Chavez's childhood friends root for cancer recovery
Photo: Girish Gupta



Chavez's childhood friends root for cancer recovery

Girish Gupta
Reuters | Jul. 27, 2011 | Sabaneta, Venezuela


Far from the presidential palace where a convalescent Hugo Chavez huddles with doctors, hometown friends in the steamy village of his birth are praying for his speedy recovery from cancer.

Though Chavez, who turns 57 on Thursday, has polarized the South American nation with his radical socialism, support remains strong among former neighbors and friends in Los Llanos plains where he is remembered as a poor, studious boy.

Showing a tattered, sepia-tinged photo of a youthful Chavez in cap and T-shirt sitting among schoolmates before a giant map of Venezuela, Flor Figueredo said she was confident he would be back to his energetic self soon.

"Science is very advanced. Miracles do happen. Here in Venezuela, there's no one else who can be president," said Figueredo, who knew Chavez as a boy in Sabaneta village.

"He used to run around these streets playing with friends," added the 76-year-old retired teacher and still close family friend. "He was a very active boy, a very good student."

Having ruled Venezuela with both charisma and a tough hand for the last 12 years, Chavez's rule was thrown into doubt last month with the revelation he had surgery in Cuba to remove a baseball-sized tumor.

Chavez says he is now battling for full recovery—but questions remain over his precise condition, ability to govern during chemotherapy treatment, and energy needed for his expected campaign for re-election in 2012.

LITTLE CHANGED

The second of six sons of teachers, Chavez was raised in the cattle-ranching Barinas state, spending time at his grandmother's home in Sabaneta, as well as at his parents' even more humble dwelling in the tiny nearby hamlet of Los Rastrojos.

Little has changed there over the last five decades.

Chewing tobacco as he sits outside his small concrete home overlooking the unkempt plot of land where Chavez grew up, 84-year-old Lourdes Urquiola told Reuters he has been praying for the president's swift return.

He proudly describes himself as almost a parent to the "restless" child who went on to become one of the world's most controversial and recognizable leaders.

"He was a good son, always a companion to his father, going fishing and walking with him," Urquiola said.

Almost everyone spoken to by Reuters in Los Rastrojos and Sabaneta offered the president unflinching support. He remembers the village with great affection.

"How I love that village—every corner, the friends of my infancy, the deep memories. My heartfelt love for my dear and beloved Sabaneta!" Chavez said in a speech on Wednesday where he announced new social programs for the Llanos region.

Inspired by tales of Venezuela's revolutionary fighters—many of whom came from Los Llanos—during his boyhood, Chavez was also fired up by the story of his great-grandfather, a fighter for social justice in rural areas in the post-colonial period.

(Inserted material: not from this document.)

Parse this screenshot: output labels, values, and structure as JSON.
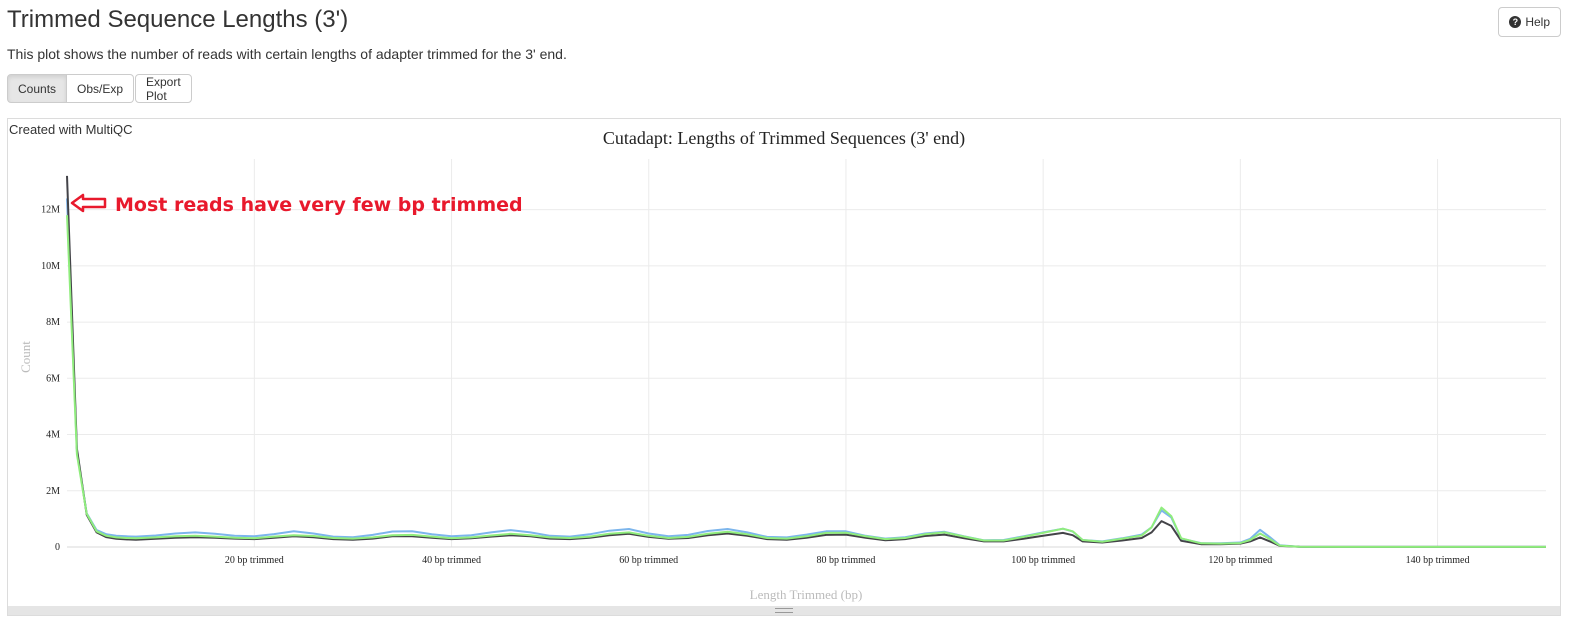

At school in Barinas, a communist teacher also had a strong influence on Chavez's early thinking.

But in a reflection of Venezuelans' sharply divided views on Chavez, there were more mixed opinions an hour's drive away through maize and sugarcane fields in the state capital Barinas.

Passing time on a bench in a city square below a bust of 19th century revolutionary Ezequiel Zamora—a childhood hero of Chavez—unemployed electrician Javier Moreno accuses the president's family of forgetting their roots.

"If Chavez is a revolutionary and wants equality, his family would live like us in the poor neighborhoods, without a car and breaking their backs every day to eat," the 45-year-old said.

CRITICISM

Moreno has been out of work for four years and blames Chavez's socialist administration of doing little to help.

"The revolution has its good and bad points," he says. "It serves some and not others. Today, if you want to find work but you're not a government supporter, you're screwed."

Chavez spent a year at school in Barinas, before moving to Caracas at aged 16 to attend the military academy. He had once aspired to be a painter or professional baseball player, but was eventually promoted to the rank of Lieutenant Colonel.

While in the army, he fell in with a group of left-wing officers who plotted to seize power, eventually being thrown in jail after he led a coup attempt in 1992. Six years later, Venezuela's voters swept him to power via the ballot box.

Since coming to power in 1999, Chavez's relatives have become increasingly involved in politics, with his older brother and ideological mentor Adan currently governor of Barinas. Adan took over the position from their father.

Sitting outside the Liceo O'Leary, the Barinas school where she was a teacher and often saw the youthful Chavez in the halls between classes, 70-year-old nurse Ana Marquez de Mejias said the country's leader was an intellectual even then.

She is certain he will be back to full health soon.

"God has given his blessing to the president of Venezuela," she said, waving her arms in excitement.